History is preserved in it’s random junk

Floyd Jarvis was one of those quiet guys who, in his own small way, helped preserve one heck of a lot of the American railroad history.


He lived in a doublewide up on 12th Street by himself. A former railroad workers, whose father also worked on the railroads, the rails and all about them were his life.


How much nobody knew. After he died in 2009 he left his entire collection to Union Station. Members who went into his trailer said it was chock-full of books, movies, model railroad gear and so on.


A lot of his stuff was sold to raise funds, but a lot more was put into Union Station’s collection: Books, slides, movies, stuff.


Fun stuff. Nothing was too small to attract his interest, apparently, and as a historic preservationist, this is critical.
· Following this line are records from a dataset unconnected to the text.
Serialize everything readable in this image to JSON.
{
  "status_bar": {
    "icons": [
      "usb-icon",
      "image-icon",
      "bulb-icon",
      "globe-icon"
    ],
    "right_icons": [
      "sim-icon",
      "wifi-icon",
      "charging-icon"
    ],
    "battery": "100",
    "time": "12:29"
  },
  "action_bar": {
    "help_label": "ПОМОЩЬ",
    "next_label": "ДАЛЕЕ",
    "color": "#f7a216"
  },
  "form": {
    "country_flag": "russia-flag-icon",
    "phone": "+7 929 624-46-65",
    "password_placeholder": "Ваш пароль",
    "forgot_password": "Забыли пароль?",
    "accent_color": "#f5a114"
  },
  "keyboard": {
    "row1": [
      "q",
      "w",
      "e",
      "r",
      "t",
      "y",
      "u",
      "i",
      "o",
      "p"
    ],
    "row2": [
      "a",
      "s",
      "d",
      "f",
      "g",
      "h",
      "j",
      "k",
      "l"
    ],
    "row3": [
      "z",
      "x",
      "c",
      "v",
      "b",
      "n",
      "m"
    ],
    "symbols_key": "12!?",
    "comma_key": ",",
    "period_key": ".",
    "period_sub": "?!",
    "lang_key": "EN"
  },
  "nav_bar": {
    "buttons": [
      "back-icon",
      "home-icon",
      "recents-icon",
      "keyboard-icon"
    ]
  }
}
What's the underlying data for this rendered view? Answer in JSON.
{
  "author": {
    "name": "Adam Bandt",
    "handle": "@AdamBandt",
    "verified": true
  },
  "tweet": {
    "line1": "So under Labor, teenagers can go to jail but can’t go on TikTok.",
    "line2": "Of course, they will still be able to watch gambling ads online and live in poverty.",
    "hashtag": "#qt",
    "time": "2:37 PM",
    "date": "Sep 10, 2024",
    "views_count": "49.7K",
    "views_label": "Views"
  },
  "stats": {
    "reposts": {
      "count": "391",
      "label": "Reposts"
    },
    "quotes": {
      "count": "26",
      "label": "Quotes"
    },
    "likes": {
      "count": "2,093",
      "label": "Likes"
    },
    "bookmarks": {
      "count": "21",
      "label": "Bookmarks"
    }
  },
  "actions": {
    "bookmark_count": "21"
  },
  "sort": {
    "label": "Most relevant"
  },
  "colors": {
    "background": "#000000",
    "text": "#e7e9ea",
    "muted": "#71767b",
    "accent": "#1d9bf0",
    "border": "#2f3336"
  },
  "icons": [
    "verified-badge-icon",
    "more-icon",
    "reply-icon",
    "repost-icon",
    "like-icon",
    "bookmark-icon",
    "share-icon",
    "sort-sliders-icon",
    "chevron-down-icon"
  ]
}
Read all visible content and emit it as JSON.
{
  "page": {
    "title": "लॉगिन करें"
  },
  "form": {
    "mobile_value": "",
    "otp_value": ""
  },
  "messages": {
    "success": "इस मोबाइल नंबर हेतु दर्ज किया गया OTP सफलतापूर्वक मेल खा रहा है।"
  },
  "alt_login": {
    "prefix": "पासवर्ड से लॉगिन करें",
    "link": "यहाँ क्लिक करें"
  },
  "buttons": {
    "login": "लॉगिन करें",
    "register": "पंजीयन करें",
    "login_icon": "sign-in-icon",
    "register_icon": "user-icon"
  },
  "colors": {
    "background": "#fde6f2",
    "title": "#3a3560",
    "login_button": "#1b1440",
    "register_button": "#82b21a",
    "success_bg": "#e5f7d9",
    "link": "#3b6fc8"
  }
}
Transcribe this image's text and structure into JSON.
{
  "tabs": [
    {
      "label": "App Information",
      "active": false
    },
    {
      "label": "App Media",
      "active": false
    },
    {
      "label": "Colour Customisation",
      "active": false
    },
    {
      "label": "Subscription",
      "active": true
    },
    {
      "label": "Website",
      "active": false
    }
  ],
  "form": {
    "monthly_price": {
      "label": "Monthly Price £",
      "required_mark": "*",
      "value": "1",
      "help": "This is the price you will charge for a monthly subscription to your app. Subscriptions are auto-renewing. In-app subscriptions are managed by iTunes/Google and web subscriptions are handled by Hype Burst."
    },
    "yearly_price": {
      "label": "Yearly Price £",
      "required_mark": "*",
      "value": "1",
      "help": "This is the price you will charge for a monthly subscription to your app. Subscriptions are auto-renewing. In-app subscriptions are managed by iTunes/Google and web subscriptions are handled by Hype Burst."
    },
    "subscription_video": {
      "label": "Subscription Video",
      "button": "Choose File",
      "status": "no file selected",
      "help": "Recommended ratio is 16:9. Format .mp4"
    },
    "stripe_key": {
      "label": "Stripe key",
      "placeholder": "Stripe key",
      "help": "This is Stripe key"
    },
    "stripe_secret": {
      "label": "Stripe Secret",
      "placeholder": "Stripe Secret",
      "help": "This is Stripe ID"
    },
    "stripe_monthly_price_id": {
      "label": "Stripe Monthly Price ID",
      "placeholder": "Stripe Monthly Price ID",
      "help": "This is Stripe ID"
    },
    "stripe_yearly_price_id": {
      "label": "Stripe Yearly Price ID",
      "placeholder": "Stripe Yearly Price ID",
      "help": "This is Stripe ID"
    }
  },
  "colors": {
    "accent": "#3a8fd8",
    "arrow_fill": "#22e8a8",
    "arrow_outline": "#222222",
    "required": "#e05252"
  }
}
I was looking for railroad schedules, of which Floyd had many, and came across another box labeled “Dining packets etc.”


Dining packets?


Yeah, those little envelopes of plastic silverware, napkins and other stuff that you get on trains when you sit down to eat, or buy a hot dog in the canteen.


They don’t sound important, but in historic preservation you never know what really is important. A 100 years from now nobody may ever know what a “spork” is, for example.



There are napkins here on which the railroad’s name embossed on them, not the generic tissues used today. There are souvenir checkbook covers, brochures of Mt. Rainier and Old Faithful with the Union Pacific logo prominently displayed, Rio Grande paper napkins that almost feel like linen,and on and on.


Fun stuff.



The treasure of this particular box is a Pacific Northwest snack pack given to first class travelers by the nice folks at Amtrak on its “Pioneer” and “Empire Builder” trains. It would have been given to folks who paid extra for a sleeping car and looks pretty yummy.


There’s a pack of salmon spread, an “Aplets Colets” snack bar, some roasted peanuts and a box of Venus brand stone ground wheat crackers.


No I am not going to taste these things. I can’t see the expiration date but mid-70s is my guess. Is that spread packet’s foil lid bulging a titch?




But stuff like this, as I said, gives a hint at life back when trains were run by companies that didn’t mind spending a little money to make the trip more pleasant and, incidentally, reinforce that railroad’s name with that pleasant experience. They actually act as if they care whether you are comfortable.


Contrast that with the current flying experience, where they jam you in a seat two inches too small for your legs, toss a packet of peanut (there’s supposed to be more than one in there?) at you and tell you to have a nice flight.